Mercury that is in the bloodstream is generally considered easier for such a chelating method/substance to find, attract and bind. For one reason, this is because the mercury is already in a condition of generally and freely floating around in the blood.... walking the streets, so to speak. By the time mercury has seeped into the actual organs and structures of the body, it then becomes a lot more difficult to remove.... kinda like criminals and politicians going underground. In these places it's not walking the streets anymore, but is instead
keeping a low profile tightly locked up inside some place, the liver, the lungs, the cells. In these cases, before it can be attracted by a chelating substance, it must be first stirred up - like a police raid on a big secret underground meeting that sends the particpants scattering into the night like a flock of cockroaches.... okay, work with me on this, pretend we still live in a world where the police generally uphold their oaths of public office and actively seek to root out underground politician criminals ;) Once stirred up and out of it's happy home inside your liver, for instance, this mercury is again much more eligible to be attracted and bound to a chelating substance. However, some substances do not bind as tightly as others..... it's a complex situation. Sometimes, while bound mercury is being escorted from the body and to a toilet, some other substance, like the NSA
or MI6 or wag-the-dog presidentail decree, may happen by. These kinds of substances and agents may have more of an affinity for the mercury (IE> they may have a stronger attraction to the mercury than does your chelating method). This may cause
your binding agent (like the IV method you used) to let go of the mercury, which sort of put's it back in the position to freely roam your body to again search out a new, dark, damp and deeper recess of the body to continue it's malevolent agenda.... this is generally referred to as "redistribution".
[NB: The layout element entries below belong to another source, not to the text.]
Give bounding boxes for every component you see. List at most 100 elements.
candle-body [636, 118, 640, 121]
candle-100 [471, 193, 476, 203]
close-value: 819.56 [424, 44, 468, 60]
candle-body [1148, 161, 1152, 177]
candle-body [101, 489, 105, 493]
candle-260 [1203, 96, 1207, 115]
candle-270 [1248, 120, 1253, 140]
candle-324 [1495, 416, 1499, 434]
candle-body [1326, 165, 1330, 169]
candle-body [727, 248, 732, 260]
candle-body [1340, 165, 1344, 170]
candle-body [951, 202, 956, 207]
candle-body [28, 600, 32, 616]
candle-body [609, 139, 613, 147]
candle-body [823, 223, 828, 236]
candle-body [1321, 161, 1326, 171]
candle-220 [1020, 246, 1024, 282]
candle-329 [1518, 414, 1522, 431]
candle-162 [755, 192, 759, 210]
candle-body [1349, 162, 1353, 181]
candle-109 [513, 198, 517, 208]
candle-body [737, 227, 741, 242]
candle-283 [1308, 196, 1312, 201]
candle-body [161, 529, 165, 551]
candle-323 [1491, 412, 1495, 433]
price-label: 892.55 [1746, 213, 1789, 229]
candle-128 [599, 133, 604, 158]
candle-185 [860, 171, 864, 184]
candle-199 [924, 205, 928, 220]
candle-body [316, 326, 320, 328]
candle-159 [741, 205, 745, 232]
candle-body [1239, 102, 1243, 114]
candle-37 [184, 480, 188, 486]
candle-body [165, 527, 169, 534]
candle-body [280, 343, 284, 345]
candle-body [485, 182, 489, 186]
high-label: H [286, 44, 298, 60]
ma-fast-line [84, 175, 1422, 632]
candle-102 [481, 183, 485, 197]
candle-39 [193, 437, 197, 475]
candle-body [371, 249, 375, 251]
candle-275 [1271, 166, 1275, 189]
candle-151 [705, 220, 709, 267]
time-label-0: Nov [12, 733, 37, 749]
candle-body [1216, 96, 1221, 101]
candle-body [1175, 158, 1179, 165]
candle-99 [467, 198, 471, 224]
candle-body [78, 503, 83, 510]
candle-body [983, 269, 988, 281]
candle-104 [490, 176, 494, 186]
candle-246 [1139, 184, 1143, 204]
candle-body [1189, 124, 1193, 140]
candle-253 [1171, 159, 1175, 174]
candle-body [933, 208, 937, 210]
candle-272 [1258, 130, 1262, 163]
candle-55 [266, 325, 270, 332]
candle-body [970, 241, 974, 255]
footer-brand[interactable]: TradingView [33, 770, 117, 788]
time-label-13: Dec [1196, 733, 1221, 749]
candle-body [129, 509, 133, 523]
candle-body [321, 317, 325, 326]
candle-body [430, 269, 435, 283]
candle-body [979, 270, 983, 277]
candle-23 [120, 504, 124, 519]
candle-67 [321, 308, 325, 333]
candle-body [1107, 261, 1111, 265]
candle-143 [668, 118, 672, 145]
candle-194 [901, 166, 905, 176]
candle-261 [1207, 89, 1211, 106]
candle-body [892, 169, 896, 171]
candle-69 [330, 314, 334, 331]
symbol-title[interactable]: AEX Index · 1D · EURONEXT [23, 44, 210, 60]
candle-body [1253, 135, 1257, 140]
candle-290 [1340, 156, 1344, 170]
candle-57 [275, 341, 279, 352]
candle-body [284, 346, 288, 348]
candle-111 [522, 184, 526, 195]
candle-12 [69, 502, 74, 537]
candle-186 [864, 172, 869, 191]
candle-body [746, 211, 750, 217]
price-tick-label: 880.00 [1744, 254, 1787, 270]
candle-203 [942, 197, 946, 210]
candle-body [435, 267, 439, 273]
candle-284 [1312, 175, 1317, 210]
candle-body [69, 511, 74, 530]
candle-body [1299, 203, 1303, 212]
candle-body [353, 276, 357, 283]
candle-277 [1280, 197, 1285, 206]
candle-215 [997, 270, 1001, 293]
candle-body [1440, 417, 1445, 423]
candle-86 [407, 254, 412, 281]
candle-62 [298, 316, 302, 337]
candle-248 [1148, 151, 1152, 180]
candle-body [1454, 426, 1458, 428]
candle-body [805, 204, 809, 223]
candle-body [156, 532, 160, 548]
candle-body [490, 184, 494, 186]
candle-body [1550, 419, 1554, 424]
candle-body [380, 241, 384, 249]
This is pretty much the extent of my lay understanding of the chelation dilemma. In summary, sources/resevoirs like solid mercury fillings, act to perpetually put off other forms of mercury, like vapor, which in turn are then free to travel the body and cause all kinds of problems. Chelation is intended to provide a subtance or substances that attempt to act in concert with each other to attract, bind and expel mercury from the human body. There are enough variables involved with this saga, including bio-diversity from one person to the next, that the removal of mercury from the body does not always progress on a nice, neat and problem-free basis.